Photos by Chris Brooks
Maintenance personnel found a way to get Gator vehicle (for loading and
transporting dirt and macadam) through a school hallway (top) to the Lincoln
School courtyard where planter boxes (center) were assembled and
4H students busied themselves in the rain garden (above).

KEARNY –

The transformation is pretty much complete: Lincoln Middle School’s courtyard is now fully equipped with an outdoor “green infrastructure” classroom.

It’s a place where students will explore “how rain gardens, rainwater harvesting systems and other ‘green’ technologies can reduce flooding and other hazards ….,” according to a Passaic Valley Sewerage Commission statement.

This summer, the PVSC partnered with Rutgers Cooperative Extension Water Resources Program to design and assemble the project in time for the opening of the fall semester.

And it didn’t come easy, said PVSC multi-media program coordinator (and Kearny resident) Chris Brooks, who outlined how the project came together at last week’s Kearny Board of Education meeting.

“In the 48 towns our agency serves, no one has anything like this,” he asserted.

Among the issues that came up – and which, he said, were successfully negotiated by a combination of PVSC restoration staff and the BOE’s plant operations supervisor Robert Elsmore and maintenance crew John Fearon and brother Brian – included maneuvering the PVSC’s heavy equipment through the school building to access the courtyard.

Doors were extended sufficiently wide to get an excavator through a side entrance and then 50 sheets of 3/4-inch plywood were laid down to protect the hallway floor and to minimize disruption of summer school classes, Brooks said.

Then came the task of beginning the conversion process by dismantling a 1,000 square foot macadam courtyard, partly by electronic saw and partly by hand. “We were in uncharted territory here,” he said. That was followed by digging out 15 yards of exposed dirt to create a depression for the rain garden.

Workers then installed 30 cubic yards of clean topsoil, 25 cubic yards of mulch and 10 cubic yards of stone for proper drainage for the rain garden where Lincoln’s newly formed 4H Club were busy – even during a week of 90-degree days – planting seeds.

They also assembled 10 wood planter boxes, with some designed for access by up to five physically impaired plus possibly senior citizens (if the garden is opened to the community) and several reserved for small children, with each box held together by gluing and pinning and then filled with soil.

To create access for the impaired, workers built and laid out 700 linear feet of boardwalk decking as a ramp for wheelchairs to navigate.

For the makeshift classroom, workers fashioned six benches made from trees recovered from the Passaic River and anchored by three cubic yards of concrete footings, along with a wood teacher’s podium.

Workers – with help from Lincoln’s newly formed 4H Club — planted three dogwood trees, a plum tree and hundreds of landscape plugs.

And the last piece was the arrival of the greenhouse, complete with stove bottom, anchored into the ground and positioned to get maximum sun exposure.

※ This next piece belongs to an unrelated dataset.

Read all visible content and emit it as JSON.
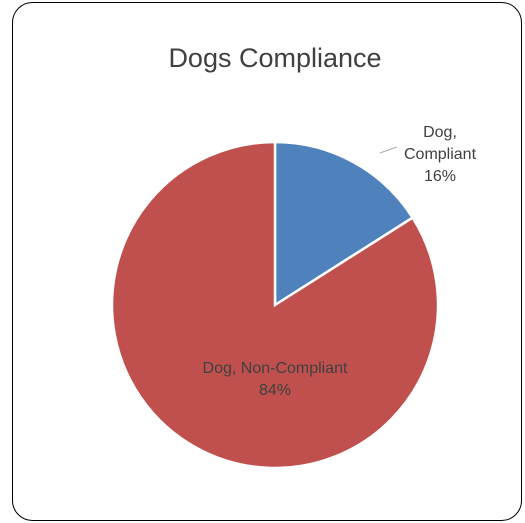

Total project cost, including materials and disposal, was $16,300, Brooks said.

The site, Brooks suggested, could also be an ideal spot for such activities as evening astronomy study or music performances.

A companion piece to the garden will be a new afterschool STEAM (Science, Technology, Engineering, Art & Math) Club in which 20 Lincoln kids will engage in “WaterBotics,” building robots and maneuvering them under water.

“This really is what a 21st century class is all about,” said Schools Superintendent Patricia Blood. “More great things in Kearny schools.”